Une photo de Jean Charest présentée en preuve

Kathryne Lamontagne | Agence QMI

COURTOISIE

Une photographie de l’ancien premier ministre Jean Charest a été déposée en preuve au procès pour complot de deux anciens fonctionnaires ainsi que de cinq employés et dirigeants de firmes informatiques arrêtés par l’Unité permanente anticorruption (UPAC).

L’image en noir et blanc avait été dévoilée mercredi, à l’ouverture du procès des sept coaccusés, à qui l’on reproche d’avoir comploté en vue d’obtenir un appel d’offres de 14 M$ lancé par Revenu Québec, dans le cadre d’un projet informatique totalisant 24 M$.

La photographie expose l’homme politique tout sourire aux côtés du cofondateur de la firme informatique EBR, Mohamed El Khayat, accusé dans le présent dossier. Elle faisait partie des quelque 220 autres pièces déposées dans le cadre de ce procès.

Pas impliqué

Jean Charest n’a aucune implication dans cette affaire, a précisé le procureur de la Couronne au dossier, Me Mathieu Longpré, mercredi. La photographie a plutôt pour objectif de « démontrer les traits de caractère » de M. El Khayat. Elle était attachée en pièce jointe dans un courriel envoyé par ce dernier, en janvier 2012.

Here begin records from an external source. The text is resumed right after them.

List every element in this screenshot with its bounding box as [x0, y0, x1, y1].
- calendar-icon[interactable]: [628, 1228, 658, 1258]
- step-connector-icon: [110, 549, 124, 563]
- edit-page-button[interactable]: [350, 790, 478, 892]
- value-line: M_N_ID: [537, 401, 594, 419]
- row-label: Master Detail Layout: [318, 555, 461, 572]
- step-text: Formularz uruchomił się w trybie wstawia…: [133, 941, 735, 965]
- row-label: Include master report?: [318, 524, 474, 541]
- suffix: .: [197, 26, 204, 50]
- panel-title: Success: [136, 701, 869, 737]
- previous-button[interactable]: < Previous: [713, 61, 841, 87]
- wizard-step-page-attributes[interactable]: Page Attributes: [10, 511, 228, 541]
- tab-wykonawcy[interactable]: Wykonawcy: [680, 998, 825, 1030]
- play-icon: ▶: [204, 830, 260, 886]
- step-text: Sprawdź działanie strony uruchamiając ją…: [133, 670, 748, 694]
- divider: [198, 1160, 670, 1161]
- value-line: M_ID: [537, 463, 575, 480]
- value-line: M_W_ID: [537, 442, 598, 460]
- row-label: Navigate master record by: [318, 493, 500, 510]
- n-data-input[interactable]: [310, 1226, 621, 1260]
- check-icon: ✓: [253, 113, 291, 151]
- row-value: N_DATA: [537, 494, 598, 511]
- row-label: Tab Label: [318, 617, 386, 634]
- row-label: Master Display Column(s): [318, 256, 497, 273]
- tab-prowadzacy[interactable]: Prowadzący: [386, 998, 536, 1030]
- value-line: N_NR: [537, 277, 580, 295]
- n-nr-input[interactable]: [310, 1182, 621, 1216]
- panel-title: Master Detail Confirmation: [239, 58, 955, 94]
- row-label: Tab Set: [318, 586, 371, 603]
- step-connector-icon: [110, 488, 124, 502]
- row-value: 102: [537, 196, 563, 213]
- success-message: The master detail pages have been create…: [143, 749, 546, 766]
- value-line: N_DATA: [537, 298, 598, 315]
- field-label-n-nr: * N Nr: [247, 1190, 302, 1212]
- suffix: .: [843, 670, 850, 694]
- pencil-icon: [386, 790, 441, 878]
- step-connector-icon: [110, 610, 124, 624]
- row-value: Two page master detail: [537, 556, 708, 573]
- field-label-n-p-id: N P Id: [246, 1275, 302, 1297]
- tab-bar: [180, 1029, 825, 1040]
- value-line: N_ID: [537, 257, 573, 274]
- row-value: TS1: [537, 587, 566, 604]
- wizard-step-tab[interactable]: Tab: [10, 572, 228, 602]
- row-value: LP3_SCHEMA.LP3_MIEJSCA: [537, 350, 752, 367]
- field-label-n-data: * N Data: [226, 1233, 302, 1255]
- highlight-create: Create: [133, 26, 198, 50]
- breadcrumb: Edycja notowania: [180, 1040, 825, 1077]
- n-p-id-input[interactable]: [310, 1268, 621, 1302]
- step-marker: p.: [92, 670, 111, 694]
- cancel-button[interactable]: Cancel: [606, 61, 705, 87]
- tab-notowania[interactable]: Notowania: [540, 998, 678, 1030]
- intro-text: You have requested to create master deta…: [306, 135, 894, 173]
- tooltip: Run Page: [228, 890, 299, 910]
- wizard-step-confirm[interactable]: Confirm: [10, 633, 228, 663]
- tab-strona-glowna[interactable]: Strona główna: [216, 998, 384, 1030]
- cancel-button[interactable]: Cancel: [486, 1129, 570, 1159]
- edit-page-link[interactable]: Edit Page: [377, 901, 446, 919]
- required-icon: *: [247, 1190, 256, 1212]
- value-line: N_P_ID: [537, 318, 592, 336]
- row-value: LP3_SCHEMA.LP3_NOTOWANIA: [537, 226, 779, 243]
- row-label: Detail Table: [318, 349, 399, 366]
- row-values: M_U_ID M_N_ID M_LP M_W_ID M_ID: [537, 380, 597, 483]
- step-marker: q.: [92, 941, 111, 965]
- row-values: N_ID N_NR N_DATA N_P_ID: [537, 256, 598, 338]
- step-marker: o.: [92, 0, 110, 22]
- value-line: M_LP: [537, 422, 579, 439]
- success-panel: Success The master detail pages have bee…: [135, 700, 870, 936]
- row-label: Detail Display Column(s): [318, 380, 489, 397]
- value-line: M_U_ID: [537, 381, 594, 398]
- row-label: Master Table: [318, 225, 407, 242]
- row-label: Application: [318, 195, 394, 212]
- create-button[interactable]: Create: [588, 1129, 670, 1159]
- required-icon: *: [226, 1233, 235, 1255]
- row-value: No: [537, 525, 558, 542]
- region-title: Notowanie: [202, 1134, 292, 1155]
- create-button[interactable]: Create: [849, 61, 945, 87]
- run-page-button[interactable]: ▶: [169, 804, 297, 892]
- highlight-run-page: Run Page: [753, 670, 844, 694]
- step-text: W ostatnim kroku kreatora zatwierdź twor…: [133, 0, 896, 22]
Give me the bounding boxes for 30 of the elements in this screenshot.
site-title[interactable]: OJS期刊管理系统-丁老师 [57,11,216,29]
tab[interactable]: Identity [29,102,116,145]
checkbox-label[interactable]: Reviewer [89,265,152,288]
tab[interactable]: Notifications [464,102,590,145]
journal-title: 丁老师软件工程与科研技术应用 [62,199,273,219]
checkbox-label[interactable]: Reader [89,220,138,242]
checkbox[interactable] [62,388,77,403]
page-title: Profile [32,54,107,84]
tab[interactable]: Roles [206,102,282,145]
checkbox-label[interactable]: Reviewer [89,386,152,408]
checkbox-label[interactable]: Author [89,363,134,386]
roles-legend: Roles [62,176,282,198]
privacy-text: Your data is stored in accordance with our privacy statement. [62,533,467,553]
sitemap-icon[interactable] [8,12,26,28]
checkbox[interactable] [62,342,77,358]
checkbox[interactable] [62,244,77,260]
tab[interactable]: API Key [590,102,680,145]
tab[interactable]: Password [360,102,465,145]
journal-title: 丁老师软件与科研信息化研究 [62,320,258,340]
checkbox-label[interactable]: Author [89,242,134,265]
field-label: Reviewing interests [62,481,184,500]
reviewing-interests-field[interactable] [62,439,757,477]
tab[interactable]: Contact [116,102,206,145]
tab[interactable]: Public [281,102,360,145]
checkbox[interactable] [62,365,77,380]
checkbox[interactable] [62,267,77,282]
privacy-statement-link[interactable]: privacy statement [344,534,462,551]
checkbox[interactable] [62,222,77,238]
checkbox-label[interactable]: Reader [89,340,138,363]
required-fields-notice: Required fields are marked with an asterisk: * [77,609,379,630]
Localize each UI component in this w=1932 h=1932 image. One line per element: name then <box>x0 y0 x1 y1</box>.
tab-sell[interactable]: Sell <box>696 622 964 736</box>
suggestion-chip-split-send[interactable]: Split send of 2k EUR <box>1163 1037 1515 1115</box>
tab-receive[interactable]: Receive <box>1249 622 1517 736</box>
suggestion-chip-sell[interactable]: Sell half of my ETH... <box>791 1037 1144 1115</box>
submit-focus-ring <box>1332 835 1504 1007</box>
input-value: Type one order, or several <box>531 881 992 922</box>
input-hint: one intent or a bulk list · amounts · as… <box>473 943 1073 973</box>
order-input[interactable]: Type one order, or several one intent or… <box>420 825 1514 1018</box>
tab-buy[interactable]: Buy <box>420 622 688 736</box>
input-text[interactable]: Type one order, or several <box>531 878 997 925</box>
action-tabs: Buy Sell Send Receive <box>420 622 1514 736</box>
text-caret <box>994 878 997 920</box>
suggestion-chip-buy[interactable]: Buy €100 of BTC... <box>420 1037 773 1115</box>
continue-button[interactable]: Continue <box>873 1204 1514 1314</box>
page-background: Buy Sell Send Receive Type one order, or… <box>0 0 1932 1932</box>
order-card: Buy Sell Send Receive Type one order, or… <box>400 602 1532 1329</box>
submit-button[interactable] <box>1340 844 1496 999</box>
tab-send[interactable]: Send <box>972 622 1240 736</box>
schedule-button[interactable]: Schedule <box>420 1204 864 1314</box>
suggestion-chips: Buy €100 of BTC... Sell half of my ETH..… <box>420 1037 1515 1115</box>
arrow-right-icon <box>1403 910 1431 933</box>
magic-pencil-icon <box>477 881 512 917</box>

El Khayat se serait servi du cliché pour montrer qu’il frayait avec des personnes d’intérêt, démontrer les connexions qu’il affirmait avoir auprès de certains fonctionnaires du gouvernement, a précisé le procureur.

Selon la théorie de la Couronne, le dirigeant d’EBR souhaitait à cette époque promouvoir sa capacité à remporter un appel d’offres de Revenu Québec, qui devait être diffusé sous peu. IBM se cherchait justement un partenaire pour s’adjoindre dans le processus, a précisé Me Longpré.

Ordonnance levée

L’avocat Maxime Roy, qui défend l’un des coaccusés dans cette affaire, s’était opposé à la diffusion de l’image. Celui qui représente aussi l’ex-vice-première ministre Nathalie Normandeau craignait une éventuelle « dérive » de la part des médias. Jean Charest, rappelons-le, fait l’objet d’une enquête menée par l’UPAC dans le cadre du projet Mâchurer.

Le juge Steve Magnan s’était rangé à ses arguments. Le magistrat a tout d’abord interdit aux médias de faire référence de quelque façon que ce soit à ce cliché, le temps que l’avocat de Jean Charest en prenne connaissance et évalue la situation. Un débat sur la question devait se tenir en début de journée, aujourd’hui. Or, l’ordonnance a finalement été levée en fin de journée, hier, le représentant de Jean Charest ne s’opposant pas à la diffusion de l’image.

Le procès de Mohamed El Khayat et Jean-François Robidas, anciens dirigeants de la défunte entreprise EBR Informatique, de Patrick Fortin, Gilles Gariépy et Daniel Létourneau, trois anciens représentants d’IBM Canada, de Jamal El Khayat, frère de Mohamed et ancien employé de Revenu Québec, ainsi que d’Abdelaziz Younsil, cadre au ministère de la Sécurité publique, se poursuit aujourd’hui.

Arrêtés par l’UPAC

Les sept hommes ont été arrêtés par l’Unité permanente anticorruption (UPAC) en mars 2015, tout comme le huitième coaccusé dans cette affaire, Hamid Iatmanene.

Cet ex-fonctionnaire de Revenu Québec subira un procès séparé, son avocat étant en arrêt de travail pour des raisons de santé jusqu’en avril.